Porque sua preocupação não era construir uma sociedade viável ou fundar uma religião: pelo contrário, falando para pessoas que em breve testemunhariam o fim dos tempos e o julgamento eterno, a prioridade mais urgente de Jesus era salvar suas almas.
Por isso, os ensinamentos de Jesus são tão radicais e revolucionários, desde dar a outra face até dar a César o que era de César, desde abandonar sua família a se autocastrar: eram ensinamentos de um homem que não estava se preocupando com o futuro.
Como não havia futuro, a melhor coisa que seus seguidores podiam fazer era tentar viver virtuosamente pelo tempo que lhes restava e, assim, garantir uma vida eterna no céu.
Os ensinamentos de Jesus são tão poucos condizentes à criação de uma religião institucionalizada que, quem lesse os Evangelho sem saber mais nada da história posterior, gargalharia com essa ideia.
Mas, enquanto Jesus é só teoria, Paulo de Tarso é 100% prática.

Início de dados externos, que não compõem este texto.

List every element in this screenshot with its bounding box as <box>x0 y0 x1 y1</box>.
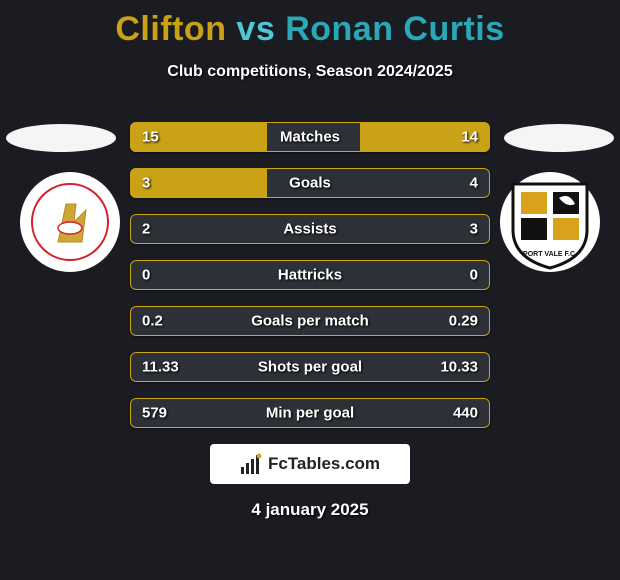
stat-value-right: 4 <box>470 175 478 192</box>
subtitle: Club competitions, Season 2024/2025 <box>0 63 620 81</box>
branding-text: FcTables.com <box>268 454 380 474</box>
stat-value-right: 14 <box>461 129 478 146</box>
stat-value-left: 15 <box>142 129 159 146</box>
stat-label: Goals per match <box>130 313 490 330</box>
stat-label: Goals <box>130 175 490 192</box>
stat-row: Assists2 3 <box>130 214 490 244</box>
stat-label: Matches <box>130 129 490 146</box>
stat-value-right: 0.29 <box>449 313 478 330</box>
stat-value-right: 0 <box>470 267 478 284</box>
stat-value-left: 0.2 <box>142 313 163 330</box>
stats-bars: Matches1514Goals34Assists23Hattricks00Go… <box>130 122 490 444</box>
stat-label: Shots per goal <box>130 359 490 376</box>
stat-label: Assists <box>130 221 490 238</box>
stat-label: Min per goal <box>130 405 490 422</box>
stat-row: Goals3 4 <box>130 168 490 198</box>
stat-value-right: 3 <box>470 221 478 238</box>
player2-name: Ronan Curtis <box>285 10 504 48</box>
stat-row: Hattricks0 0 <box>130 260 490 290</box>
stat-value-right: 10.33 <box>440 359 478 376</box>
stat-value-left: 3 <box>142 175 150 192</box>
stat-value-right: 440 <box>453 405 478 422</box>
svg-text:PORT VALE F.C.: PORT VALE F.C. <box>523 251 577 258</box>
player1-photo-placeholder <box>6 124 116 152</box>
player2-photo-placeholder <box>504 124 614 152</box>
club-logo-right: PORT VALE F.C. <box>500 172 600 272</box>
stat-row: Goals per match0.2 0.29 <box>130 306 490 336</box>
stat-label: Hattricks <box>130 267 490 284</box>
player1-name: Clifton <box>115 10 226 48</box>
stat-row: Min per goal579 440 <box>130 398 490 428</box>
portvale-crest-icon: PORT VALE F.C. <box>507 174 593 270</box>
doncaster-crest-icon <box>30 182 110 262</box>
stat-value-left: 2 <box>142 221 150 238</box>
vs-label: vs <box>236 10 275 48</box>
branding-badge: FcTables.com <box>210 444 410 484</box>
stat-value-left: 579 <box>142 405 167 422</box>
stat-value-left: 11.33 <box>142 359 179 376</box>
club-logo-left <box>20 172 120 272</box>
fctables-logo-icon <box>240 453 262 475</box>
stat-value-left: 0 <box>142 267 150 284</box>
stat-row: Matches15 14 <box>130 122 490 152</box>
page-title: Clifton vs Ronan Curtis <box>0 0 620 49</box>
stat-row: Shots per goal11.33 10.33 <box>130 352 490 382</box>
date-text: 4 january 2025 <box>0 500 620 520</box>
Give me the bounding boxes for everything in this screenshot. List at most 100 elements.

Suas epístolas, guiando as pessoas que tentavam praticar os ensinamentos completamente impraticáveis de Jesus, são elas sim a pedra fundacional do Cristianismo-enquanto-instituição.
Então, por exemplo, enquanto Jesus era contra que seus seguidores casassem, Paulo, mais tolerante, dizia que, se as pessoas iriam transar mesmo, que pelo menos transassem dentro do casamento, *longo suspiro*, mas deixando claro que era uma concessão:
"É bom para o homem abster-se de mulher. Entretanto, para não cair em imoralidade sexual, tenha cada qual a sua mulher, e cada mulher, o seu marido. Cumpra o marido o seu dever conjugal para com a esposa, e a esposa, do mesmo modo, para com o marido. … O que acabo de dizer é uma concessão, não uma ordem. …. Digo, pois, aos não-casados e às viúvas, que é bom para eles ficarem assim, como eu [castos e celibatários]. Se, porém, não conseguem dominar-se, casem-se, pois é melhor casar do que abrasar-se em desejo." (Coríntios 7, 1-5)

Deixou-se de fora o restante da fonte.